Murray-Lasaine Elementary (copy)

Murray-Lasaine Elementary School Montessori upper elementary teacher Andrea Kozyrski works with her students on their reading and comprehension skills in January. Brad Nettles/Staff

There’s no getting around it. South Carolina suffers from a legacy of segregation and extreme poverty, thus its public schools consistently rank among the worst in the nation. Bold action is needed.

The Tri-County Cradle to Career Collaborative wants to foment a revolution. In a widely circulated open letter to political, business and community leaders, it is calling on people in positions of power to reject the status quo and demand radical improvement. Nearly 300 people ranging from parents to CEOs and politicians have signed on to the effort.

“This is systems failure at its worst and at a very high cost in human potential. It is no longer acceptable, if it ever was to begin with,” the group wrote in its July letter. “Each year that we continue to accept the status quo, we continue to fail substantial numbers of our children and their families.”

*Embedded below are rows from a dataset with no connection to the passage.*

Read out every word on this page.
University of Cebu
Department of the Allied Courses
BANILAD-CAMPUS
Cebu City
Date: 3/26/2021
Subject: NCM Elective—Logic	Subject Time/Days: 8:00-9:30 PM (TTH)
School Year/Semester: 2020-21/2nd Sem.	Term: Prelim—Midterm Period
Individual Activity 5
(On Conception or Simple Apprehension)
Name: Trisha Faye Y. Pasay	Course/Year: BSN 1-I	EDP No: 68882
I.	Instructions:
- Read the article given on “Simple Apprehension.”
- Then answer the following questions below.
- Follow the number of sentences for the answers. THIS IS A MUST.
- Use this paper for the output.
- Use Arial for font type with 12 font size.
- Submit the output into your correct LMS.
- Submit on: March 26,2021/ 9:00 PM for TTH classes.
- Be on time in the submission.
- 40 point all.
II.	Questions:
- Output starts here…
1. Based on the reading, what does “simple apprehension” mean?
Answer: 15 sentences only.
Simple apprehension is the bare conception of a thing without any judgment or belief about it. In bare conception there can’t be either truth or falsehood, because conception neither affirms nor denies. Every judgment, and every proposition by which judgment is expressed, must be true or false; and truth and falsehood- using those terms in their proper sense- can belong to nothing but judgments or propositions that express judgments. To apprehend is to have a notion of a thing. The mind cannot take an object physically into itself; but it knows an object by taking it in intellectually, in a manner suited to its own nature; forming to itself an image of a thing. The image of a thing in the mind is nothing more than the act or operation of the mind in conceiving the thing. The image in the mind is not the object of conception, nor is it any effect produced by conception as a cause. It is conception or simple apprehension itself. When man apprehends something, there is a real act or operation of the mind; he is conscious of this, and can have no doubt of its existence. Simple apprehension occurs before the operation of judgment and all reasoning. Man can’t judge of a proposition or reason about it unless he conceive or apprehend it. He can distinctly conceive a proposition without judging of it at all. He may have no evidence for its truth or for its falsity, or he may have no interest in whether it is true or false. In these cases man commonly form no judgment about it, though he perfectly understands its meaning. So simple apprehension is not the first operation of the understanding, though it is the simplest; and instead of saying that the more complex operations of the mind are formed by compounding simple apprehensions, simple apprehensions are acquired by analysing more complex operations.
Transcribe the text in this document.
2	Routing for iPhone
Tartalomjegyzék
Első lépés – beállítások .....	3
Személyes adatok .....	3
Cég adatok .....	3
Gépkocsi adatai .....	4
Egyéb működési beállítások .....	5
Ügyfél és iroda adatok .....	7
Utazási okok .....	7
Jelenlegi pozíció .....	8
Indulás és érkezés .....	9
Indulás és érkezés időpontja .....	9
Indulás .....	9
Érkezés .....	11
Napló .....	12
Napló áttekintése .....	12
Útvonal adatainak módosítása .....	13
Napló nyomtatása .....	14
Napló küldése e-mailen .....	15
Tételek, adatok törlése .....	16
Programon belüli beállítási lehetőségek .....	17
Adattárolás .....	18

John C. Read, the group’s CEO, rightly sees public education – human capital — as a critical part of the state’s infrastructure. On our current trajectory, “we’ll be in crisis,” he said.

With the economy booming, some industries, notably manufacturing, are struggling to find educated, skilled workers. But the business community, Mr. Read said, “has treated education like a charity when it’s really their own talent supply line.”

No one has all the answers, but generating a groundswell of support would no doubt help make education the state’s No. 1 priority. To that end, TCCC is working to organize a forum in which Gov. Henry McMaster and Democratic challenger state Rep. James Smith would stake out their education platforms. They should welcome that opportunity.

But to make real gains, everyday South Carolinians will have to come to terms with some hard truths. Low-performing school tend to drag down the state’s overall standing and, according to a 2017 Brookings Institution study, it costs more to educate disadvantaged children at the same level as it does middle-class children.

Mr. Read says his group is ready to do whatever it takes. That includes taking on Act 388, which starting in 2007 largely exempted homeowners from property taxes that support public education. That legislation, which shifted the tax burden to commercial properties, was a reaction to rapidly rising taxes fueled by a then-booming housing market. But in 2011, another law was passed that extended tax breaks to commercial properties when they change hands, further reducing the education revenue stream.

Lawmakers would be wise to revisit those two pieces of legislation. Education must have a stable source of revenue.

At the district level, schools need more flexibility to adopt models proven to improve student achievement like the innovative concepts at Meeting Street Elementary @Brentwood.

The core message from TCCC is that “together, we can do better.”

Indeed, we must. And that starts with taking ownership of an education system in which Mr. Read says “no one is at fault, but everyone is responsible.”